The course starts with classic results characterizing matchings in bipartite and general graphs and explores connections with algebraic graph theory and discrete probability. Those results are complemented with models and algorithms developed for modern applications in market design, online advertising, and ride sharing.
Reading material:
Lecture notes or link to papers & surveys will be available on the class webpage. The following textbook is recommended:
- L. Lovasz, M.D. Plummer, Matching Theory, 1986.
Grading:
There will be 3 homework assignments of 20% each and a research project of 50%.
Lectures:
- Week 1: Matching, determinant, and Pfaffian
- Matching and polynomial identity testing
- Isolating lemma and matrix inversion, matching in RNC
- See the notes and the MVV paper.
- Week 2 & 3: Combinatorial and polyhedral characterizations
- The assignment problem and its dual, primal-dual and auction algorithms
- Tutte's theorem, Edmond's LP and the Blossom algorithm
- See the notes (I and II), the lecture notes by Michel Goemans on bipartite and non-bipartite matching, and Edmonds's Paths, Trees, and Flowers paper.
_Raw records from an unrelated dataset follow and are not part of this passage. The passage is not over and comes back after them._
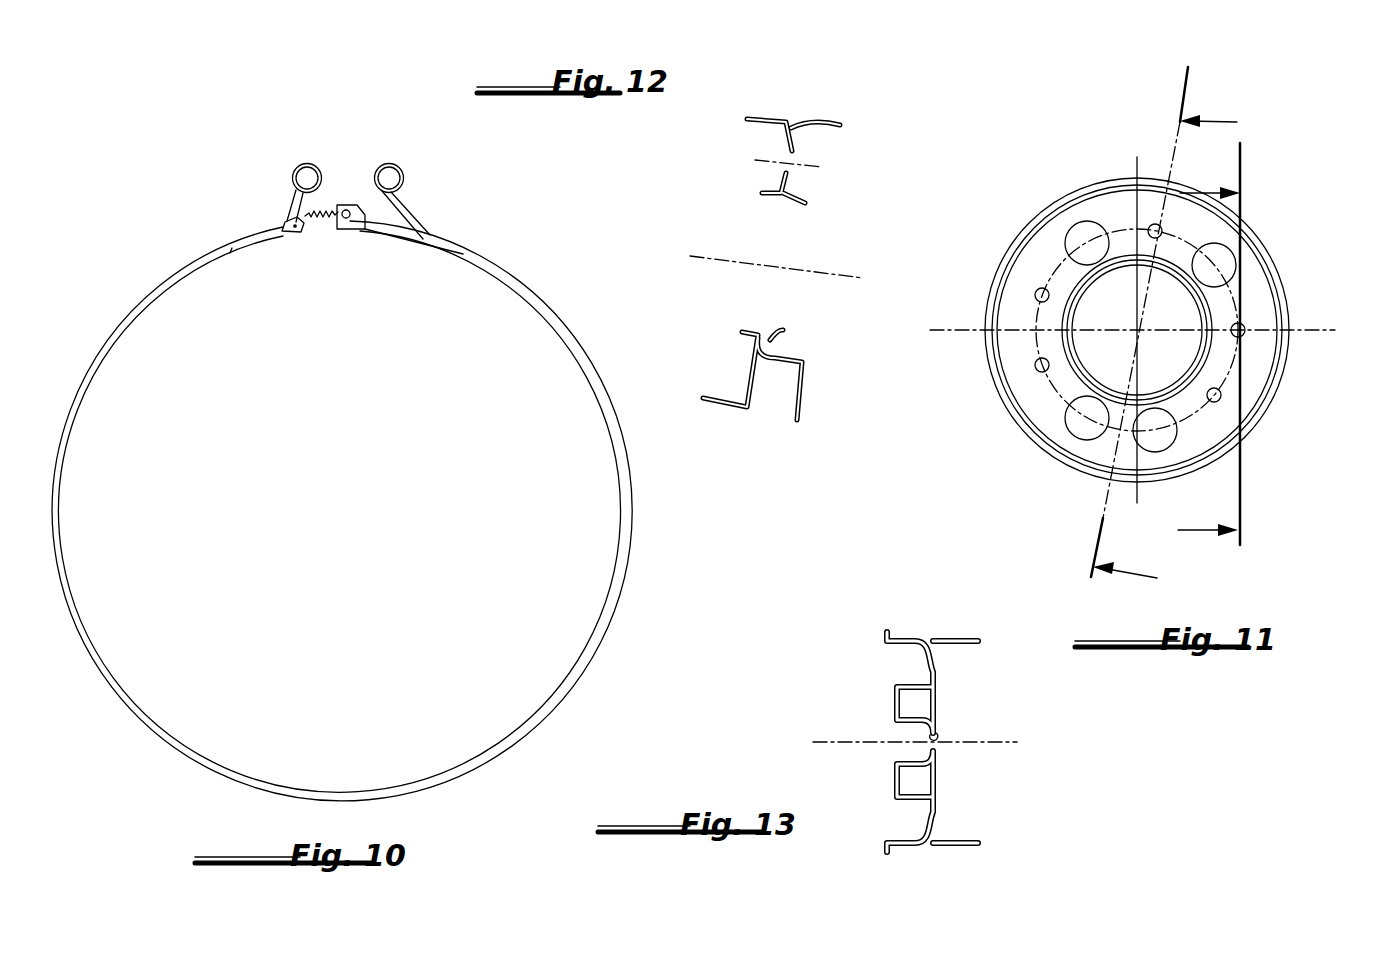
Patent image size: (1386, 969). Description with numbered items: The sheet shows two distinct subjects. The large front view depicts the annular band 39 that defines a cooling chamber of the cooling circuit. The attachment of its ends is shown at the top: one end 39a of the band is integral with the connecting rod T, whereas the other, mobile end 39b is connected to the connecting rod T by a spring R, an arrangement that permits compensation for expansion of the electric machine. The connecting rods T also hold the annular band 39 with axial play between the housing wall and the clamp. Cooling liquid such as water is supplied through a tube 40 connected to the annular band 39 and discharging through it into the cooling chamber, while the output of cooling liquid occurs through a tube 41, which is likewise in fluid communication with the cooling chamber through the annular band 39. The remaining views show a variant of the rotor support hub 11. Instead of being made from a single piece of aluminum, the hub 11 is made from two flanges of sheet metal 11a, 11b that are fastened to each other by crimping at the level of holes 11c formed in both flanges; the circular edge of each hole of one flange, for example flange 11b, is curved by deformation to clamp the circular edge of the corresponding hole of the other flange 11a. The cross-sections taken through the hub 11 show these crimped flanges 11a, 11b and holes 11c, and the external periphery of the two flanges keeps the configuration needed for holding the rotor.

In FIG. 12, the support hub 11 is at (738, 296).
In FIG. 11, the support hub 11 is at (1023, 216).
In FIG. 13, the support hub 11 is at (875, 675).
In FIG. 12, the flange 11a is at (805, 393).
In FIG. 13, the flange 11a is at (910, 638).
In FIG. 12, the flange 11b is at (760, 117).
In FIG. 13, the flange 11b is at (958, 843).
In FIG. 12, the holes 11c is at (790, 176).
In FIG. 11, the holes 11c is at (1155, 225).
In FIG. 13, the holes 11c is at (936, 732).
In FIG. 10, the annular band 39 is at (140, 283).
In FIG. 10, the end of the band 39a is at (378, 213).
In FIG. 10, the mobile end 39b is at (280, 226).
In FIG. 10, the tube 40 is at (404, 178).
In FIG. 10, the tube 41 is at (299, 164).
In FIG. 10, the spring R is at (318, 220).
In FIG. 10, the connecting rod T is at (347, 210).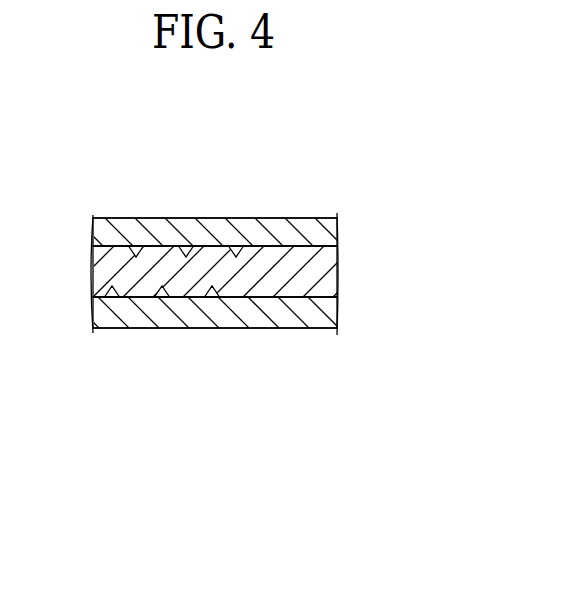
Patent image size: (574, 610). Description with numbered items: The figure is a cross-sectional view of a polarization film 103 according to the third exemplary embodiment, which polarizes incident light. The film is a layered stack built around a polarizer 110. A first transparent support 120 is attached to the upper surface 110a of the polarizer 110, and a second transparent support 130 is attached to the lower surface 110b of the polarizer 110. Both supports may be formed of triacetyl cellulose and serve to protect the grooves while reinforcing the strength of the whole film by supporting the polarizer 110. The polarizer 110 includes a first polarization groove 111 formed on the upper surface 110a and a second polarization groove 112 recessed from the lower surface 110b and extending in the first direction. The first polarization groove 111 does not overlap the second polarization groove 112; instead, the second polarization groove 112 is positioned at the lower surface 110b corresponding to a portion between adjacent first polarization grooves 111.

The polarization film 103 is at (273, 147).
The polarizer 110 is at (312, 271).
The upper surface 110a is at (322, 247).
The lower surface 110b is at (315, 293).
The first polarization groove 111 is at (237, 250).
The second polarization groove 112 is at (211, 299).
The first transparent support 120 is at (330, 226).
The second transparent support 130 is at (330, 323).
- Week 4 & 5 & 6: Online Matching
- Online bipartite matching: See the KVV paper and this booklet by Aranyak Mehta where you can find the correct analysis of the RANKING algorithm (Section 3.1.2). Also see this for analysis of the RANKING algorithm using the primal-dual approach.
- Online stochastic matching: See the online stochastic matching paper by Manshadi, Oveis Gharan, and Saberi and their followup by Jaillet and Lu. Also see Section 3.3 of the booklet.
- Dynamic matching markets (timing and market thickness): See this paper by Akbarpour, Li, and Oveis Gharan and their followup by Liu, Wan, and Yang.
- AdWords: See the MSVV paper and their followup by Buchbinder, Jain, and Naor which derives their result using a clean primal-dual approach. Also check this technical note by Niazadeh and Kleinberg, where they rederive the MSVV result as well as some other known results in online matching using the unified approach of randomized dual fitting.
- Look here for some open problems discussed in class.
- Week 7: The matching polynomial and its roots
- Matching polynomial, its roots and properties: See the class notes and also these lecture notes by Daniel Spielman.
- Ramanujan graphs, Bilu-Linial conjecture, and interlacing families: Look at this paper by Marcus, Spielman, and Srivastava.
- Week 8: The stable marriage problem
- Deferred acceptance procedure and the existence of stable marriages: See this classic paper by Gayle and Shapley.
- The stable matching problem in a probabilistic setting and its incentive/fairness issues: Look at this paper by Immorlica and Mahdian and their followup by Ashlagi, Kanoria, and Leshno.
- See the notes.
- Week 9: Counting matchings
- Permanent of a matrix and connection to matchings
- Self reducibility and equivalence of counting and sampling
- Approximating the permanent using Markov Chain Monte Carlo method: See this by Jerrum and Sinclair.
- Van der Waerden conjecture and deterministic approximations of the permanent: See this paper by Linial, Samorodnitsky, and Wigderson and this paper by Gurvits.